Christ! This is not good. Lucas is already purchasing a townhouse in my everyday thoughts; I don’t need him to buy a vacation villa in my dreams as well. As much as I hate to admit it, I’ve thought about him a lot since he left yesterday. Granted, it didn’t help that Kyle kept raving about how awesome he is over dinner last night. Just after one tutoring session, my son already can’t stop talking about him. I guess I’m not the only Hayden he has that effect on. And that’s what worries me the most.
To better get my mind off of Lucas, I decide to take Kyle out for a true Sunnyville delicacy. Ask anyone in town, and they will tell you that there is no better breakfast than Mama Bertha’s famous pancakes at Bertha’s Cafe. They’re practically clouds handpicked from heaven itself and drowned in both the tastiest and stickiest homemade maple syrup ever made. My mouth is watering just thinking about it. My anticipating smile falters into a frown when I walk inside and see just how packed it is.
“What is this place giving away today?” I ask the closest waitress as she scribbles my name and party number on her notepad.
“In honor of Mama Bertha’s birthday, we’re doing a buy one, get one pancake platter special. You’re looking at about a thirty-to-forty-five-minute wait at the moment,” she informs, tapping her pencil eraser against her chin. As if on cue, I hear my son’s stomach gurgle in the background.
> “They can sit with us, Renee. We’ve got plenty of room, and I could use the company. This guy won’t stop staring at his phone,” the familiar voice calls out to the waitress. I turn my attention to my left to find Lucas playfully smacking the guy across from him on the arm.
The waitress, Renee, I would presume, clears her throat to get my attention. I give it to her. “If you don’t mind, I can get two more places set with them.”
I turn to Kyle, who just nods his approval. Well, I guess I don’t mind then. “That’ll be fine.”
“Perfect. You can follow me this way then.”
When we arrive at the table, the first thing I notice is that Lucas’s friend has moved to his side of the booth, leaving Kyle and me to share the other side. I release a breath I didn’t realize I was holding, relieved that I don’t have to sit next to Lucas. I don’t know how I would’ve reacted being so close to him. Sure, sitting across from him isn’t too much better, but it is better, to say the least.
“Thank you, but please don’t let us impose on your morning,” I request as I slide my ass into the booth, and Kyle slides in beside me.
Lucas leans forward, directing his full attention to me. “You and Kyle are never an imposition. And, as I said, I’m more than welcoming your company.”
“Can you put your phone down for one minute, man?” Lucas asks. His friend glances up.

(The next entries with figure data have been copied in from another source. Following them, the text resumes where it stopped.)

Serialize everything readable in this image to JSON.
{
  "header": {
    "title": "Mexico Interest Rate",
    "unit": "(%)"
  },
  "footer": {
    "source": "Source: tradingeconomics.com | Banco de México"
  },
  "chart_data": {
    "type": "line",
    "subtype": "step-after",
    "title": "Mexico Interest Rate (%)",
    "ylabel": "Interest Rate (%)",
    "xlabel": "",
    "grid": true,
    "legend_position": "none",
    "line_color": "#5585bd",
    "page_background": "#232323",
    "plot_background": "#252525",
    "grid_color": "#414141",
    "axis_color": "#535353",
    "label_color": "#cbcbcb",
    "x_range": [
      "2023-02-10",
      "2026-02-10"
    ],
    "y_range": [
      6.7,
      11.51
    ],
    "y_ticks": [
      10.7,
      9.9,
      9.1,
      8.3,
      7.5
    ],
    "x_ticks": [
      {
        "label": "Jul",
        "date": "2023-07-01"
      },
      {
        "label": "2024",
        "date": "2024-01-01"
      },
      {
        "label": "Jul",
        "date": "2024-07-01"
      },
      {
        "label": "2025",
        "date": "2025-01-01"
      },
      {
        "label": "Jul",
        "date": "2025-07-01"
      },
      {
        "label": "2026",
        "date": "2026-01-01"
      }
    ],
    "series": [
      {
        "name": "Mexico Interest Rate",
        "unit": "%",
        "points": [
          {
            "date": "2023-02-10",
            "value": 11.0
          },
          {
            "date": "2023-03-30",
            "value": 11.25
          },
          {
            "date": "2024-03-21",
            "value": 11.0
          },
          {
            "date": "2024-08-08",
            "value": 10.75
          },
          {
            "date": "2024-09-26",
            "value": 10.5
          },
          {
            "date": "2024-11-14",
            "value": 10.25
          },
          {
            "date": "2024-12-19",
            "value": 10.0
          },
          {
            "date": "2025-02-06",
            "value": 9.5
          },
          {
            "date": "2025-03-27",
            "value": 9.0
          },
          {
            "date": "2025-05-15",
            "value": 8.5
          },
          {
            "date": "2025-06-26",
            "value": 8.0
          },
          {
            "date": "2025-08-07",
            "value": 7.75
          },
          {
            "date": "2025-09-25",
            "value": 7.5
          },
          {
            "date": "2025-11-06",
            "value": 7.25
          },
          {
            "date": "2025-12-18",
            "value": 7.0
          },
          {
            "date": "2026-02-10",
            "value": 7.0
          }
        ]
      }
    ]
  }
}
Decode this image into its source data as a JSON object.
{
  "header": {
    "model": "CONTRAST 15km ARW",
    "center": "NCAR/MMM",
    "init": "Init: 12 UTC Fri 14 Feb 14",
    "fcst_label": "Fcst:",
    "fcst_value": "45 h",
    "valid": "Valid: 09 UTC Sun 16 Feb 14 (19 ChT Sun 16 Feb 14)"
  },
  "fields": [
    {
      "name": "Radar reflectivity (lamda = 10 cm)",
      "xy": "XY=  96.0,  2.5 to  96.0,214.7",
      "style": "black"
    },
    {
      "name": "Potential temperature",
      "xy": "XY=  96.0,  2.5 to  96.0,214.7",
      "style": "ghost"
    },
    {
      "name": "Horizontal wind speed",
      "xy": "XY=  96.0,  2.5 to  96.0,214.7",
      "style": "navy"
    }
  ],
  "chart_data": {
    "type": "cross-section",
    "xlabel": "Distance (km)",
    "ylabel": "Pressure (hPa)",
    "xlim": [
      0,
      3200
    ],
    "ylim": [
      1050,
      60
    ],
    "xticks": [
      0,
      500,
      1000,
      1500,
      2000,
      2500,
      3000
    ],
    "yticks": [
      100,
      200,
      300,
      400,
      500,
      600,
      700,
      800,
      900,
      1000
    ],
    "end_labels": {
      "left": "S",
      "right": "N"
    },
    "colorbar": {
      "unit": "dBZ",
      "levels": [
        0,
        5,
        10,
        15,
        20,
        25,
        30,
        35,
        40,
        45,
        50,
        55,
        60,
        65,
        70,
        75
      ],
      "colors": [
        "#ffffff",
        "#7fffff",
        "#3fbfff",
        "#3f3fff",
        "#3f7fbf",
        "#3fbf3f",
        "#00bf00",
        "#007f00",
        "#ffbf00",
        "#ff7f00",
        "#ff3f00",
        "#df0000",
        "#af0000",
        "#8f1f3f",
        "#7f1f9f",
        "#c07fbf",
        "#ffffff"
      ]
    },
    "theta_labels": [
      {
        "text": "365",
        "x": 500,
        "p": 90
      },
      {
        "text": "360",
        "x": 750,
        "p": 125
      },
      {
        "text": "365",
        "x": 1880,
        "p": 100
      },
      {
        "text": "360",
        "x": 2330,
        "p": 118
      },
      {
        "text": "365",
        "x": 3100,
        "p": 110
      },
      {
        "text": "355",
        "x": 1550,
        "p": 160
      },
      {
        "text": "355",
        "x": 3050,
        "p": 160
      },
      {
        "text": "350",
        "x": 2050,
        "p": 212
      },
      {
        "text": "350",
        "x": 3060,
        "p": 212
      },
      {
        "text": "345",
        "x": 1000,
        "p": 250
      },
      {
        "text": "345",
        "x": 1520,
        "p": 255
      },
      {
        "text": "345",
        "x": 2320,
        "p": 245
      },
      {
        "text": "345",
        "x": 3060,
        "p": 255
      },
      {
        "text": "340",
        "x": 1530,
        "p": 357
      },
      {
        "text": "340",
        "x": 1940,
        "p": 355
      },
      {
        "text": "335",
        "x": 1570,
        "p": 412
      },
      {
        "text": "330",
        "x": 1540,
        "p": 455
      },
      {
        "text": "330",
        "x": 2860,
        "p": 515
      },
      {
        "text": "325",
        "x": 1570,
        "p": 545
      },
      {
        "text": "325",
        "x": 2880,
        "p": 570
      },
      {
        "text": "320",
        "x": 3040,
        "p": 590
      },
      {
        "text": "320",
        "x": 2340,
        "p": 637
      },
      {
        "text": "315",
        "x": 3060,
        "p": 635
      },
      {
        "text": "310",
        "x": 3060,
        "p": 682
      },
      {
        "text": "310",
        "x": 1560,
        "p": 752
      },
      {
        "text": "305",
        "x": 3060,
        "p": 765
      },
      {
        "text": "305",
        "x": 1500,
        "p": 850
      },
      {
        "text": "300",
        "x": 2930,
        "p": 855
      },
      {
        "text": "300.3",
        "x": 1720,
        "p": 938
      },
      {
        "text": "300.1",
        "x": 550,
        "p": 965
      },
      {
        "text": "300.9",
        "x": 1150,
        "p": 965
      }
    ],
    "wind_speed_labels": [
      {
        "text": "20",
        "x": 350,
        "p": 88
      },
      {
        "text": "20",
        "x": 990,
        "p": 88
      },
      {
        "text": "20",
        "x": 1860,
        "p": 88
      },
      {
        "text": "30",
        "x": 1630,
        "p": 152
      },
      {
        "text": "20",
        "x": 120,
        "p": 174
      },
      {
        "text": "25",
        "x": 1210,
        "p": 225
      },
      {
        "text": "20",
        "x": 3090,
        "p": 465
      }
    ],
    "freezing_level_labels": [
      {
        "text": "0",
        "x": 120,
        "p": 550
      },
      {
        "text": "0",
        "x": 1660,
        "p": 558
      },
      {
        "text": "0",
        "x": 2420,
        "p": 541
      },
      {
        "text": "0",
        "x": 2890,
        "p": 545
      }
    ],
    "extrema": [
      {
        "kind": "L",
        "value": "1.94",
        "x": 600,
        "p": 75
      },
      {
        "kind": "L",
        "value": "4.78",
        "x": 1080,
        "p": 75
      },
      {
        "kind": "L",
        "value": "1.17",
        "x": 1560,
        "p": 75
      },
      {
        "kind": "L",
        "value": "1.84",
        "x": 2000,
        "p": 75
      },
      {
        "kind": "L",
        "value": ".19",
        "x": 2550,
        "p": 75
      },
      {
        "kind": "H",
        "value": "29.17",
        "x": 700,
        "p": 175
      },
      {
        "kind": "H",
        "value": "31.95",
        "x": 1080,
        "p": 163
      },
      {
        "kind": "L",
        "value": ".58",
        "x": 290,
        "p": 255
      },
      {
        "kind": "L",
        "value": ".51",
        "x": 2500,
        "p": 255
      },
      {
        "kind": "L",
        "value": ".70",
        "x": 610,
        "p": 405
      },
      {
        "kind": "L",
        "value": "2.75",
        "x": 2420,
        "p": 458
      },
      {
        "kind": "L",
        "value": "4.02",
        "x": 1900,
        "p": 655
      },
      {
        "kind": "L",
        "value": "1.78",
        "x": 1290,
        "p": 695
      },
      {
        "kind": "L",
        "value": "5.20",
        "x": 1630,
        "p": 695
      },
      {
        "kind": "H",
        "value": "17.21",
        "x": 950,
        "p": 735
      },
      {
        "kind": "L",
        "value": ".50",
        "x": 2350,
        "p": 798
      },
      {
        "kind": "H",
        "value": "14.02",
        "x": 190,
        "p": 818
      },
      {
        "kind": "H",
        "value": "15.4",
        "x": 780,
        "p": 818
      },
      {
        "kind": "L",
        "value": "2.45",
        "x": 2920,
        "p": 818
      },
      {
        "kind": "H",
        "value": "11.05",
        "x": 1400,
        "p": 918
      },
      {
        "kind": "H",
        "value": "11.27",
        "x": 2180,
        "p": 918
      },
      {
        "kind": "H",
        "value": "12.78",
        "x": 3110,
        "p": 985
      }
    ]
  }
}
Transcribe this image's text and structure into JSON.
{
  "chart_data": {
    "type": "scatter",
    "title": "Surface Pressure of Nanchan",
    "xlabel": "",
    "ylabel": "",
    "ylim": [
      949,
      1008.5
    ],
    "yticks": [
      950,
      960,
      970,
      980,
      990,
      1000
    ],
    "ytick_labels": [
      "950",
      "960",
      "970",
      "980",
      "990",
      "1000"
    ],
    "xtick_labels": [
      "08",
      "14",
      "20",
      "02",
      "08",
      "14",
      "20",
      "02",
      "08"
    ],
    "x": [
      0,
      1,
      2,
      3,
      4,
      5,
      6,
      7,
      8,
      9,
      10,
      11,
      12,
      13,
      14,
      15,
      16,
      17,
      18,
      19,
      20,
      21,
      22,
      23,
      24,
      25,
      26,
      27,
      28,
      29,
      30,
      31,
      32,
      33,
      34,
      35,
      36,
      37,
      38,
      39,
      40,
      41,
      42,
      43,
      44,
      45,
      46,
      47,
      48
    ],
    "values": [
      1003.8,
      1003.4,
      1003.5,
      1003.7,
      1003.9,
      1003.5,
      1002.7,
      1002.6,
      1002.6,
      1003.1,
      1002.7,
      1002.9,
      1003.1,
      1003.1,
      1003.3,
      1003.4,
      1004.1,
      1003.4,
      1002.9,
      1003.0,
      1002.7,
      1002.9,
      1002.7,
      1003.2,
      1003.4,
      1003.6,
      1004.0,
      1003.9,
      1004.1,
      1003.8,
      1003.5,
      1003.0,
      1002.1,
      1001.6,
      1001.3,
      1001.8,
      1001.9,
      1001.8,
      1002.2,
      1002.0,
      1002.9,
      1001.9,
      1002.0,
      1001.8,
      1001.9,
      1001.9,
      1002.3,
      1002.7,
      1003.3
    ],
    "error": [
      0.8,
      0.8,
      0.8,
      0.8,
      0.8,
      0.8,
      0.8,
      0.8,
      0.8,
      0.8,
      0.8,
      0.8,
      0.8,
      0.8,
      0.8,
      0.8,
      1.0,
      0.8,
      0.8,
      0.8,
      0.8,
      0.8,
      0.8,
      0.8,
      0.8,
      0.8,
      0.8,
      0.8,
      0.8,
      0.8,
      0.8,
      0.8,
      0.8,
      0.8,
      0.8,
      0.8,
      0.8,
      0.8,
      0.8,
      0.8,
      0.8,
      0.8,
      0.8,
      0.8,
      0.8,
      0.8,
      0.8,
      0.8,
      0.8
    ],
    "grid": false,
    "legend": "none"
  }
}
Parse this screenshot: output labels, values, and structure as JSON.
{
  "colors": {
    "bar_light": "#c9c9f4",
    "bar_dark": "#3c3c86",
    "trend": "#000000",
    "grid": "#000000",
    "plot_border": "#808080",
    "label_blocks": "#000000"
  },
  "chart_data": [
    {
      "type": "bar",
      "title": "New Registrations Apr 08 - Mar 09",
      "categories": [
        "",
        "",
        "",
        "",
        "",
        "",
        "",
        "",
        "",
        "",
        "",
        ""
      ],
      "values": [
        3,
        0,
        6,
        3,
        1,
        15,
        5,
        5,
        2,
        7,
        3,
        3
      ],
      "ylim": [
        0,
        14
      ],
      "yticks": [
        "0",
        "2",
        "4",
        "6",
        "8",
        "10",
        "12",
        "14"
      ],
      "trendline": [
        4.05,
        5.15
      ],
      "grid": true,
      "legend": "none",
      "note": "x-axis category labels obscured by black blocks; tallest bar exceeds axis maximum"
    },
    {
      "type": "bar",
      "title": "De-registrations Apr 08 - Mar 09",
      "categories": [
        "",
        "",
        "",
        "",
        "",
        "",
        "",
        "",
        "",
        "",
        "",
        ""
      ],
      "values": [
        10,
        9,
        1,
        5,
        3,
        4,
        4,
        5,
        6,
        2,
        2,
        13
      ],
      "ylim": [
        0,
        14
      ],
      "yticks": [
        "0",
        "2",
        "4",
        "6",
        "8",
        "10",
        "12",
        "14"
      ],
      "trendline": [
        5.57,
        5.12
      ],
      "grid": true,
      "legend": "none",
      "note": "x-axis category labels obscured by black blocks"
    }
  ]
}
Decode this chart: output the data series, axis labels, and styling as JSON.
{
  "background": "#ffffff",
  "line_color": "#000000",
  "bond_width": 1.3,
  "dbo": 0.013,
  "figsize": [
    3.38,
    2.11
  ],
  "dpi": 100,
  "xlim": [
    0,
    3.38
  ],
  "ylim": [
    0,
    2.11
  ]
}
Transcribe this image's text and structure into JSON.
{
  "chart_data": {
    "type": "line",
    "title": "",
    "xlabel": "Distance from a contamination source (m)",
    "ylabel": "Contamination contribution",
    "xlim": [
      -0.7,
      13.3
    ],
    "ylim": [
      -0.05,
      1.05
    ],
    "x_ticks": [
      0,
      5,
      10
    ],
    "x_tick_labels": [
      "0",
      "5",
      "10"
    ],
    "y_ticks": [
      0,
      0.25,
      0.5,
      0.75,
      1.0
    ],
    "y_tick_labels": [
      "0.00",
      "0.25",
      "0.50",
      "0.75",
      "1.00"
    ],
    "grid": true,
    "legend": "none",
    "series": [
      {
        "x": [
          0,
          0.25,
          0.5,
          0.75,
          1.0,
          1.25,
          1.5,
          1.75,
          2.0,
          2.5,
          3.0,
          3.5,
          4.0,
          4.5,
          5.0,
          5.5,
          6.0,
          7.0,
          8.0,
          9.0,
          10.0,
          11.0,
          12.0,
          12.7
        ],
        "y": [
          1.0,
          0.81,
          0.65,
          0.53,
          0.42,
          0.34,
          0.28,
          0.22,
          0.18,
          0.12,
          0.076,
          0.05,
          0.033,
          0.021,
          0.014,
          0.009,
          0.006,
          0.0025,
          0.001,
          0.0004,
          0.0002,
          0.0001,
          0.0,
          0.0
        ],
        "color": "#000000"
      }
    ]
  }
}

“Sorry, I’m a little sidetracked today. And being a completely rude asshole,” the stranger admits before extending his hand to me. I shake it. “Ethan, completely rude asshole extraordinaire.”
“Hi, Ethan. I’m Chloe, and this is my son, Kyle.”
I notice that Ethan winces ever so slightly when I say the word son, although I’m not sure as to why. Lucas leans over and whispers something I don’t make out into his ear.